Sen. Jim DeMint’s Senate Conservatives Fund has taken the lead to blatantly challenge Cornyn’s candidates in California, Texas, Florida and Pennsylvania. After Republican divisions threw a wrench into the special election for New York’s 23rd Congressional district last fall, the NRSC announced they wouldn’t get involved in or spend money in these contested primaries.

“The rules have changed and the political ground has shifted under the feet of the establishment and they are still trying to get their footing,” Mike Connolly of the conservative Club for Growth told me in an interview today. The group was backing outsider candidates before it was cool, encouraging contested primaries by running Pat Toomey (R-PA) against Sen. Arlen Specter in 2004.

In many cases, DeMint’s candidates seem to be prevailing. For example, Rubio has won more than two dozen Florida straw polls over Crist, who is being targeted in part for supporting President Obama’s stimulus plan last year.

The current TPM Poll Average of this race shows Rubio with 56.9% and Crist with 28.5%.
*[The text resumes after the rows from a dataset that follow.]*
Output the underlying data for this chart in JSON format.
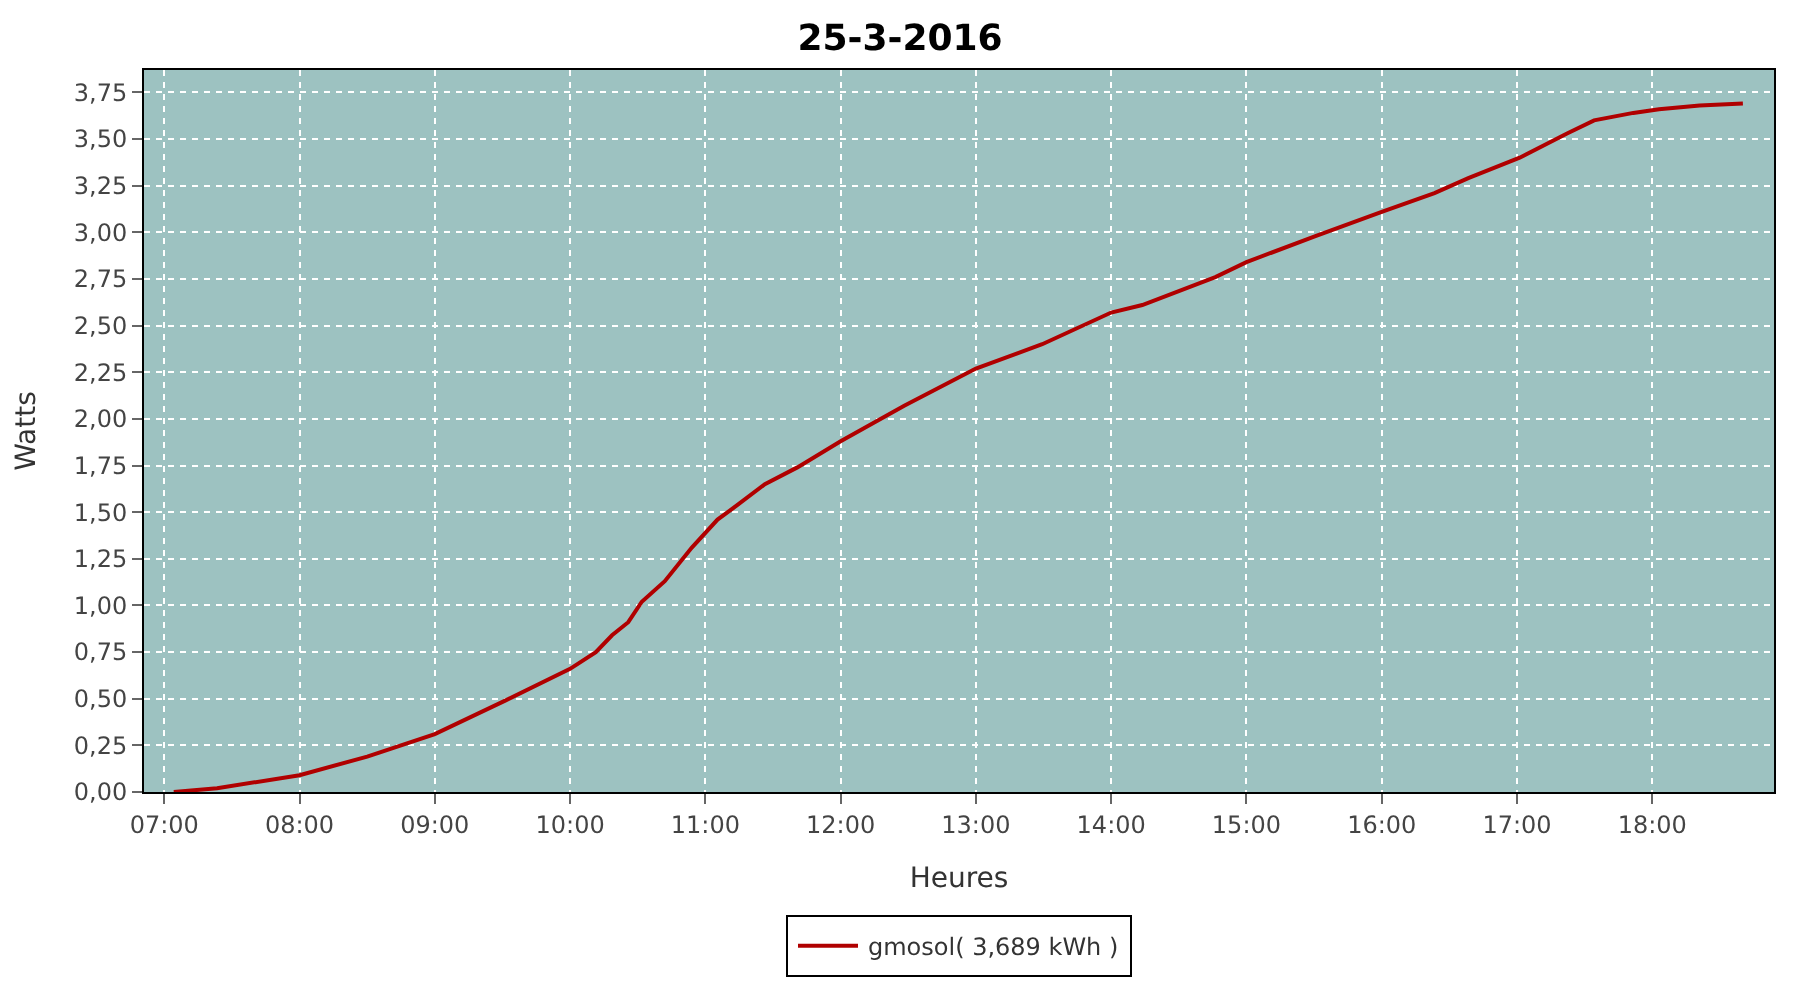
{
  "chart_data": {
    "type": "line",
    "title": "25-3-2016",
    "xlabel": "Heures",
    "ylabel": "Watts",
    "x": [
      7.07,
      7.39,
      8.0,
      8.5,
      9.0,
      9.52,
      10.0,
      10.19,
      10.31,
      10.43,
      10.53,
      10.7,
      10.9,
      11.09,
      11.24,
      11.44,
      11.68,
      12.0,
      12.47,
      13.0,
      13.49,
      14.0,
      14.23,
      14.77,
      15.0,
      15.51,
      16.0,
      16.39,
      16.64,
      17.02,
      17.37,
      17.57,
      17.86,
      18.05,
      18.35,
      18.67
    ],
    "series": [
      {
        "name": "gmosol( 3,689 kWh )",
        "color": "#b00000",
        "values": [
          0,
          0.02,
          0.09,
          0.19,
          0.31,
          0.49,
          0.66,
          0.75,
          0.84,
          0.91,
          1.02,
          1.13,
          1.31,
          1.46,
          1.54,
          1.65,
          1.74,
          1.88,
          2.07,
          2.27,
          2.4,
          2.57,
          2.61,
          2.76,
          2.84,
          2.98,
          3.11,
          3.21,
          3.29,
          3.4,
          3.53,
          3.6,
          3.64,
          3.66,
          3.68,
          3.69
        ]
      }
    ],
    "xlim": [
      6.85,
      18.9
    ],
    "xticks": [
      {
        "value": 7,
        "label": "07:00"
      },
      {
        "value": 8,
        "label": "08:00"
      },
      {
        "value": 9,
        "label": "09:00"
      },
      {
        "value": 10,
        "label": "10:00"
      },
      {
        "value": 11,
        "label": "11:00"
      },
      {
        "value": 12,
        "label": "12:00"
      },
      {
        "value": 13,
        "label": "13:00"
      },
      {
        "value": 14,
        "label": "14:00"
      },
      {
        "value": 15,
        "label": "15:00"
      },
      {
        "value": 16,
        "label": "16:00"
      },
      {
        "value": 17,
        "label": "17:00"
      },
      {
        "value": 18,
        "label": "18:00"
      }
    ],
    "ylim": [
      0,
      3.87
    ],
    "yticks": [
      {
        "value": 0,
        "label": "0,00"
      },
      {
        "value": 0.25,
        "label": "0,25"
      },
      {
        "value": 0.5,
        "label": "0,50"
      },
      {
        "value": 0.75,
        "label": "0,75"
      },
      {
        "value": 1,
        "label": "1,00"
      },
      {
        "value": 1.25,
        "label": "1,25"
      },
      {
        "value": 1.5,
        "label": "1,50"
      },
      {
        "value": 1.75,
        "label": "1,75"
      },
      {
        "value": 2,
        "label": "2,00"
      },
      {
        "value": 2.25,
        "label": "2,25"
      },
      {
        "value": 2.5,
        "label": "2,50"
      },
      {
        "value": 2.75,
        "label": "2,75"
      },
      {
        "value": 3,
        "label": "3,00"
      },
      {
        "value": 3.25,
        "label": "3,25"
      },
      {
        "value": 3.5,
        "label": "3,50"
      },
      {
        "value": 3.75,
        "label": "3,75"
      }
    ],
    "grid": true,
    "legend": "bottom",
    "marker": "none",
    "line_style": "solid"
  }
}
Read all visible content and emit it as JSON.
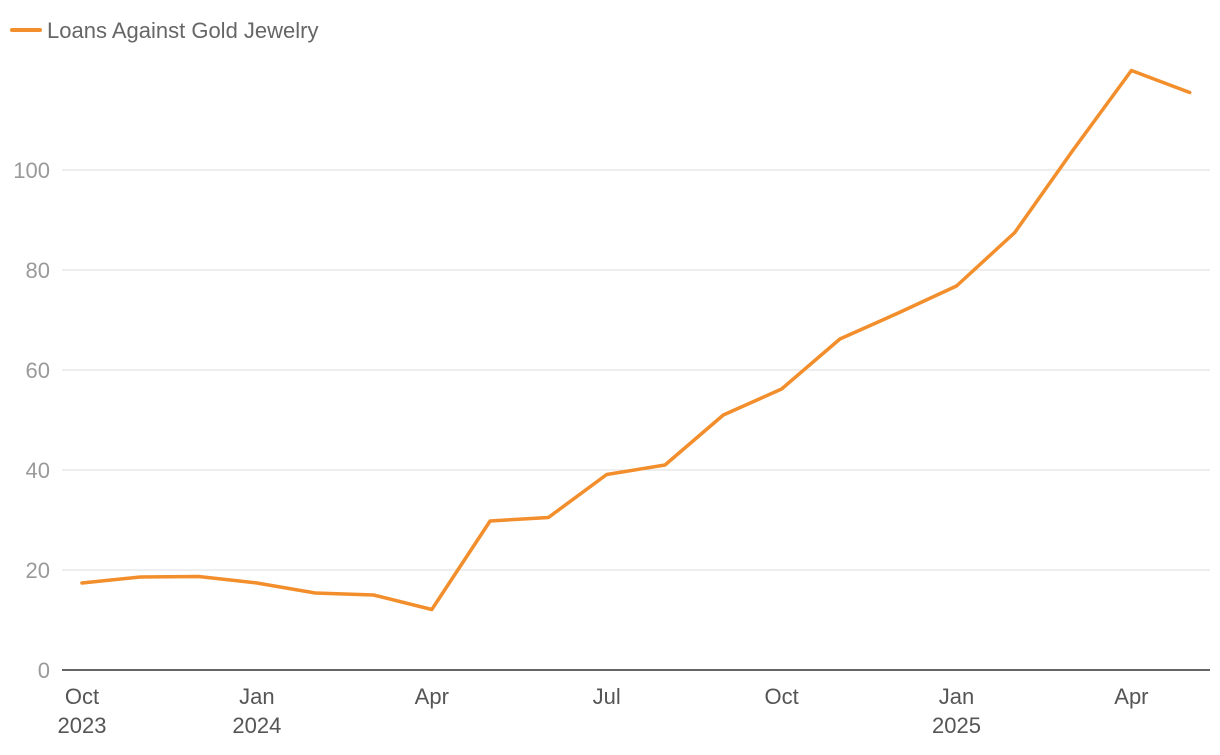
{
  "chart_data": {
    "type": "line",
    "title": "",
    "xlabel": "",
    "ylabel": "",
    "legend_position": "top-left",
    "grid": true,
    "ylim": [
      0,
      120
    ],
    "yticks": [
      "0",
      "20",
      "40",
      "60",
      "80",
      "100"
    ],
    "xticks": [
      {
        "month": "2023-10",
        "lines": [
          "Oct",
          "2023"
        ]
      },
      {
        "month": "2024-01",
        "lines": [
          "Jan",
          "2024"
        ]
      },
      {
        "month": "2024-04",
        "lines": [
          "Apr"
        ]
      },
      {
        "month": "2024-07",
        "lines": [
          "Jul"
        ]
      },
      {
        "month": "2024-10",
        "lines": [
          "Oct"
        ]
      },
      {
        "month": "2025-01",
        "lines": [
          "Jan",
          "2025"
        ]
      },
      {
        "month": "2025-04",
        "lines": [
          "Apr"
        ]
      }
    ],
    "x": [
      "2023-10",
      "2023-11",
      "2023-12",
      "2024-01",
      "2024-02",
      "2024-03",
      "2024-04",
      "2024-05",
      "2024-06",
      "2024-07",
      "2024-08",
      "2024-09",
      "2024-10",
      "2024-11",
      "2024-12",
      "2025-01",
      "2025-02",
      "2025-03",
      "2025-04",
      "2025-05"
    ],
    "series": [
      {
        "name": "Loans Against Gold Jewelry",
        "color": "#f28e2b",
        "values": [
          17.4,
          18.6,
          18.7,
          17.4,
          15.4,
          15.0,
          12.1,
          29.8,
          30.5,
          39.1,
          41.0,
          51.0,
          56.2,
          66.2,
          71.4,
          76.8,
          87.5,
          104.0,
          119.9,
          115.5
        ]
      }
    ]
  }
}
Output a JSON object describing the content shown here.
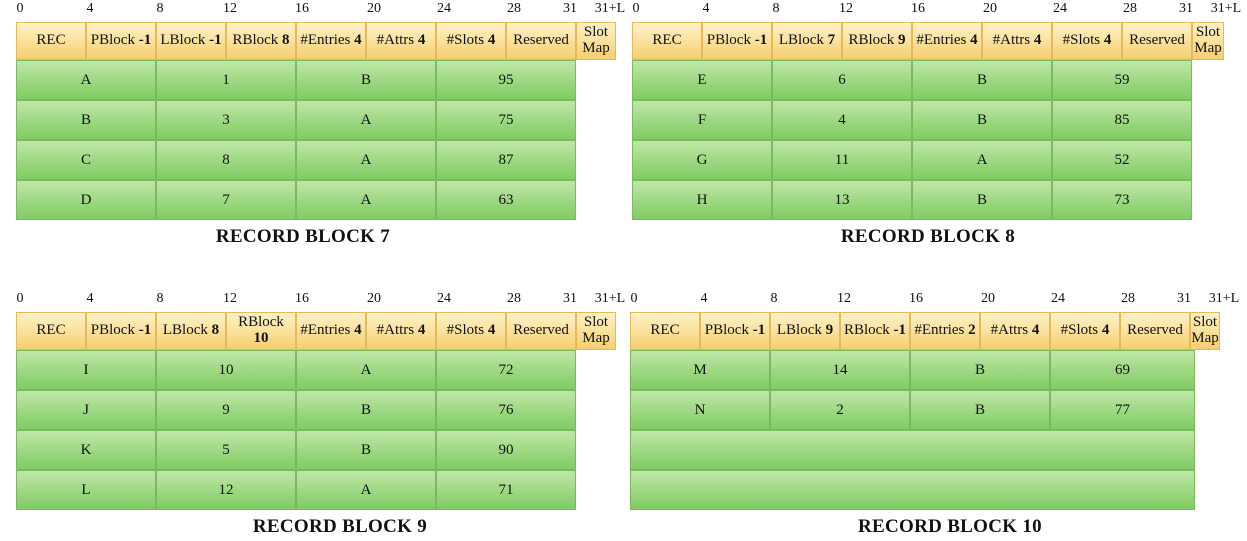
{
  "ruler": [
    "0",
    "4",
    "8",
    "12",
    "16",
    "20",
    "24",
    "28",
    "31",
    "31+L"
  ],
  "blocks": [
    {
      "title": "RECORD BLOCK 7",
      "header": {
        "rec": "REC",
        "pblock": {
          "label": "PBlock",
          "value": "-1"
        },
        "lblock": {
          "label": "LBlock",
          "value": "-1"
        },
        "rblock": {
          "label": "RBlock",
          "value": "8"
        },
        "entries": {
          "label": "#Entries",
          "value": "4"
        },
        "attrs": {
          "label": "#Attrs",
          "value": "4"
        },
        "slots": {
          "label": "#Slots",
          "value": "4"
        },
        "reserved": "Reserved",
        "slotmap": "Slot Map"
      },
      "rows": [
        [
          "A",
          "1",
          "B",
          "95"
        ],
        [
          "B",
          "3",
          "A",
          "75"
        ],
        [
          "C",
          "8",
          "A",
          "87"
        ],
        [
          "D",
          "7",
          "A",
          "63"
        ]
      ]
    },
    {
      "title": "RECORD BLOCK 8",
      "header": {
        "rec": "REC",
        "pblock": {
          "label": "PBlock",
          "value": "-1"
        },
        "lblock": {
          "label": "LBlock",
          "value": "7"
        },
        "rblock": {
          "label": "RBlock",
          "value": "9"
        },
        "entries": {
          "label": "#Entries",
          "value": "4"
        },
        "attrs": {
          "label": "#Attrs",
          "value": "4"
        },
        "slots": {
          "label": "#Slots",
          "value": "4"
        },
        "reserved": "Reserved",
        "slotmap": "Slot Map"
      },
      "rows": [
        [
          "E",
          "6",
          "B",
          "59"
        ],
        [
          "F",
          "4",
          "B",
          "85"
        ],
        [
          "G",
          "11",
          "A",
          "52"
        ],
        [
          "H",
          "13",
          "B",
          "73"
        ]
      ]
    },
    {
      "title": "RECORD BLOCK 9",
      "header": {
        "rec": "REC",
        "pblock": {
          "label": "PBlock",
          "value": "-1"
        },
        "lblock": {
          "label": "LBlock",
          "value": "8"
        },
        "rblock": {
          "label": "RBlock",
          "value": "10"
        },
        "entries": {
          "label": "#Entries",
          "value": "4"
        },
        "attrs": {
          "label": "#Attrs",
          "value": "4"
        },
        "slots": {
          "label": "#Slots",
          "value": "4"
        },
        "reserved": "Reserved",
        "slotmap": "Slot Map"
      },
      "rows": [
        [
          "I",
          "10",
          "A",
          "72"
        ],
        [
          "J",
          "9",
          "B",
          "76"
        ],
        [
          "K",
          "5",
          "B",
          "90"
        ],
        [
          "L",
          "12",
          "A",
          "71"
        ]
      ]
    },
    {
      "title": "RECORD BLOCK 10",
      "header": {
        "rec": "REC",
        "pblock": {
          "label": "PBlock",
          "value": "-1"
        },
        "lblock": {
          "label": "LBlock",
          "value": "9"
        },
        "rblock": {
          "label": "RBlock",
          "value": "-1"
        },
        "entries": {
          "label": "#Entries",
          "value": "2"
        },
        "attrs": {
          "label": "#Attrs",
          "value": "4"
        },
        "slots": {
          "label": "#Slots",
          "value": "4"
        },
        "reserved": "Reserved",
        "slotmap": "Slot Map"
      },
      "rows": [
        [
          "M",
          "14",
          "B",
          "69"
        ],
        [
          "N",
          "2",
          "B",
          "77"
        ],
        [
          "",
          "",
          "",
          ""
        ],
        [
          "",
          "",
          "",
          ""
        ]
      ]
    }
  ]
}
Last weekend Colorado Republican Jane Norton – dubbed the mainstream candidate by conservatives – lost a straw poll to Ken Buck.

Actual preference polls done in Colorado have the Norton leading appointed Sen. Michael Bennet, though Buck is holding his own and neck-and-neck with Bennet.

Straw polls sometimes indicate where candidates have both momentum and strength on the ground. Another test to keep an eye out for – the caucus in Colorado next week where Norton’s campaign aims to outperform Buck.

Former Sen. Dan Coats (R-IN), a top recruit to run for the seat Sen. Evan Bayh is vacating, came in last in a very small straw poll conducted by a tea party group backing the candidate who prevailed, State Sen. Marlin Stutzman. (See poll data on this race, which is still shaping up, here.)

Sue Lowden (R-NV) has yet to win a straw poll. In this case, Senate Majority Leader Harry Reid (D-NV) trails all of his potential Republican challengers.

Senate Conservatives Fund candidate Chuck DeVore won a California straw poll over the NRSC’s preferred candidate former Hewlett Packard executive Carly Fiorina, though the legitimacy of the poll has been called into question.

Fiorina seems to be in trouble. The current TPM Poll Average of the California race shows Tom Campbell with 31.0%, Fiorina with 20.0% and DeVore with 8.7%.

“These challengers are closer to the general mood of country and the tea party,” Connolly said of the non-NRSC contenders. “The Republican Party belongs to Republican voters, not just to the Republican leaders in Washington. Contested primaries help us see where the party is before November.”

NRSC spokesman Brian Walsh declined to comment on specific state primaries and said the group’s primary goal is to defeat Democrats this fall.

“Any campaign operative who puts full faith in straw polls is going to have a short career in politics,” he told me. Case in point, Ron Paul won the CPAC presidential straw poll last month (and numerous polls in 2008) but is highly unlikely to be the Republican nominee in 2012.

In recent weeks the GOP has embraced the challenges, with speakers at the Tea Party Nation convention and the Conservative Political Action Conference lauding competitive primaries and saying it’s okay if incumbents get the boot. The Club for Growth says they want to defeat Sen. Bob Bennett, who faces Republican challengers this month in Utah.

Red State’s Erick Erickson is helping DeMint’s Conservatives Fund. Last night Erickson took to his Twitter feed to say the Bennett race is a warning to another GOPer not up for reelection until 2014.

“Another reason to beat Bob Bennett: send Lindsey Graham a credible message that he is next,” wrote Erickson, whose motto is “We fight the left and clean up the right.”

The NRSC’s Walsh said Democrats have plenty of “very real problems within their own party.”

“If this is a narrative Democrats want to push than I look forward to hearing Arlen Specter’s reaction to that considering his big loss to Joe Sestak at last year’s Netroots Nation conference in Pittsburgh,” Walsh told me. “[W]hile Democrats try to distract folks by talking about GOP primaries, the reality is that they’re not only losing in at least 6 seats currently held by Democrat Senators, but three of their incumbents are facing very serious primary challenges.”